“我没奶。”宋招娣掏出小孩递给钟建国,“你喂。”
钟建国:“我也没奶!”
“那怎么办?”宋招娣脱口道。
对面的男人看不下去:“你们平时喂他吃什么?”
“对了,有饼干。”钟建国道,“你倒的水呢?泡饼干给三娃吃。”
宋招娣猛然想到:“对,瓷缸子里面有饼干,在大娃身边。”说着话就去翻找,掏出一块饼干,凑着月光放在水里,“咦,全部化了?”
“这种饼干沾水即化。”男人道,“没有勺子吗?舀一勺水,掰点饼干放在勺子里,然后再给孩子吃。”
钟建国也想到他以前的媳妇就是这么喂孩子:“招娣,包里应该有勺子。”
“爸爸,到了吗?”
钟建国听到大儿子的声音:“没有。你先别动,爸在喂弟弟吃饭。”
“爸爸,我想尿尿。”小孩打算自己起来,“爸爸,我动不了了。”
钟建国:“招娣,勺子和饼干给我,你身上的那个兜也给我,你带大娃去方便。”
宋招娣把小孩拉出来,牵着小孩到卫生间,就帮小孩脱裤子。见小孩低着头,始终不看她,眉头一挑,故意问:“大娃,我对你好不好?”
“我不会叫你妈妈。”小孩恐怕宋招娣下一句就叫他喊妈,“我只有一个妈妈。”
第10章 招娣变了
上车前宋招娣就看出钟大娃是个有脾气的小家伙儿,早有心理准备,也就不生气,笑吟吟道:“我知道你只有一个妈,我也不叫你喊我妈,喊我娘。”
“娘?”小孩疑惑。
宋招娣弯下腰摸摸小孩的脸:“对,乖儿子。”
“你,你是个坏女人。”小家伙拉起裤子,指着宋招娣,“我知道,娘也是妈,你骗我,我要告诉我爸爸。”拔腿就跑。
宋招娣不急不躁地跟上去,到跟前就听到小孩正向钟建国告状。
“不喊妈也不喊娘,那你喊后娘吧。”宋招娣微笑着说,“俺无所谓,只要你爸不介意。”
后娘?宋招娣不嫌丢人,钟建国钟团长还要脸:“大娃,我之前怎么跟你说的?你不听话,就把你送去姥姥家。”
小孩回头瞪宋招娣一眼:“坏女人。”转向钟建国,“你送我去姥姥家,我就,我就逃跑。”
“瞧把你能耐的。”钟建国还在喂小儿子吃饼干,“又是你堂姐教的?好的不学,整天跟着她学些歪门邪道。招娣,别生气,我回头说说他。”
宋招娣摆摆手,一副大人有大量的模样:“他还小,又刚没了妈,俺理解,俺才不跟他计较。”
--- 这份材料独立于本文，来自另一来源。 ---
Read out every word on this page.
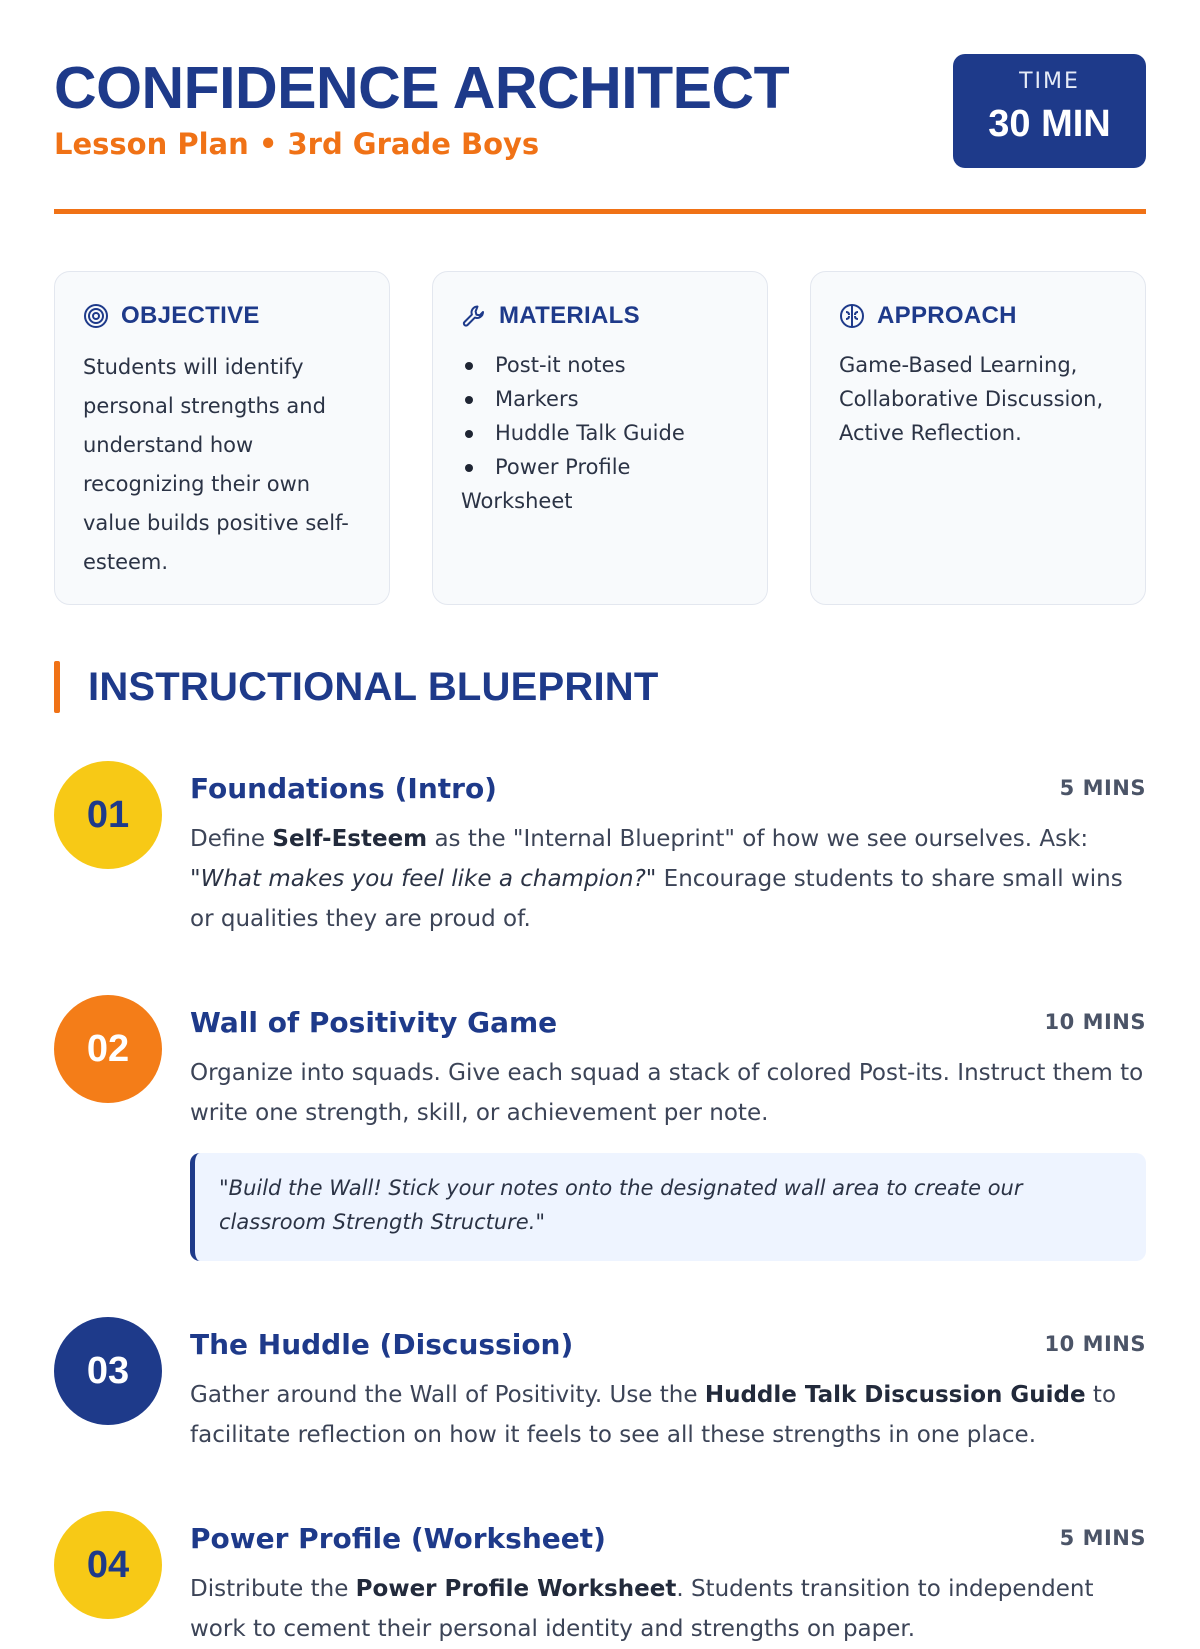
CONFIDENCE ARCHITECT
Lesson Plan • 3rd Grade Boys
TIME
30 MIN
OBJECTIVE
Students will identify personal strengths and understand how recognizing their own value builds positive self-esteem.
MATERIALS
Post-it notes
Markers
Huddle Talk Guide
Power Profile
Worksheet
APPROACH
Game-Based Learning, Collaborative Discussion, Active Reflection.
INSTRUCTIONAL BLUEPRINT
01
Foundations (Intro)	5 MINS
Define Self-Esteem as the "Internal Blueprint" of how we see ourselves. Ask: "What makes you feel like a champion?" Encourage students to share small wins or qualities they are proud of.
02
Wall of Positivity Game	10 MINS
Organize into squads. Give each squad a stack of colored Post-its. Instruct them to write one strength, skill, or achievement per note.
"Build the Wall! Stick your notes onto the designated wall area to create our classroom Strength Structure."
03
The Huddle (Discussion)	10 MINS
Gather around the Wall of Positivity. Use the Huddle Talk Discussion Guide to facilitate reflection on how it feels to see all these strengths in one place.
04
Power Profile (Worksheet)	5 MINS
Distribute the Power Profile Worksheet. Students transition to independent work to cement their personal identity and strengths on paper.
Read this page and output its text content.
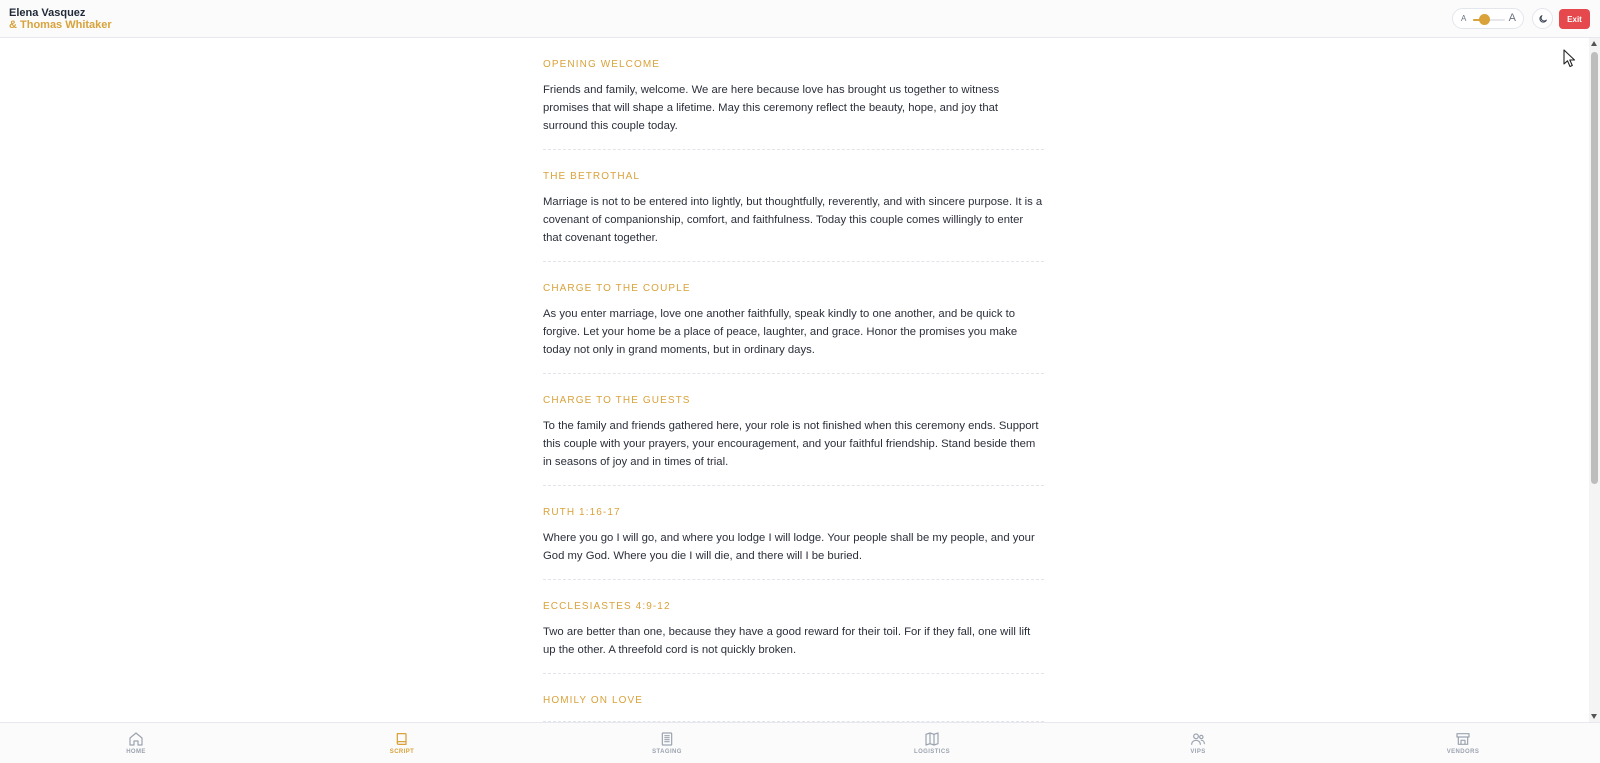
Elena Vasquez
& Thomas Whitaker
A	A	Exit
OPENING WELCOME
Friends and family, welcome. We are here because love has brought us together to witness promises that will shape a lifetime. May this ceremony reflect the beauty, hope, and joy that surround this couple today.
THE BETROTHAL
Marriage is not to be entered into lightly, but thoughtfully, reverently, and with sincere purpose. It is a covenant of companionship, comfort, and faithfulness. Today this couple comes willingly to enter that covenant together.
CHARGE TO THE COUPLE
As you enter marriage, love one another faithfully, speak kindly to one another, and be quick to forgive. Let your home be a place of peace, laughter, and grace. Honor the promises you make today not only in grand moments, but in ordinary days.
CHARGE TO THE GUESTS
To the family and friends gathered here, your role is not finished when this ceremony ends. Support this couple with your prayers, your encouragement, and your faithful friendship. Stand beside them in seasons of joy and in times of trial.
RUTH 1:16-17
Where you go I will go, and where you lodge I will lodge. Your people shall be my people, and your God my God. Where you die I will die, and there will I be buried.
ECCLESIASTES 4:9-12
Two are better than one, because they have a good reward for their toil. For if they fall, one will lift up the other. A threefold cord is not quickly broken.
HOMILY ON LOVE
HOME	SCRIPT	STAGING	LOGISTICS	VIPS	VENDORS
小孩听着宋招娣不逼他,莫名觉得不舒坦,又回头瞪宋招娣一眼:“坏女人。”
“噗!”宋招娣乐了,这孩子就会一个骂人的词?
钟大娃猛地转过头:“你笑什么?”
“她想到开心的事了。”钟建国见宋招娣确实没生气,对宋招娣生出一些好感,又怕不懂事的大儿子真把宋招娣惹生气了,便问,“大娃,饿不饿?”
钟大嫂一家六点多吃饭,这会儿快十二点了,钟大娃摸摸小肚子:“饿,爸爸。”
“等一下。”钟建国喂好小儿子,又给他换好尿布,递给宋招娣,才喂大儿子和二儿子吃点东西。
宋招娣发现钟建国喂老大和老二的动作熟练,颇为意外。她一直以为钟建国不会做家务,不会照顾孩子。随后看到钟建国很自然的用手给两个儿子擦擦嘴,不禁腹诽,钟建国原先的老婆是个没福气的女人。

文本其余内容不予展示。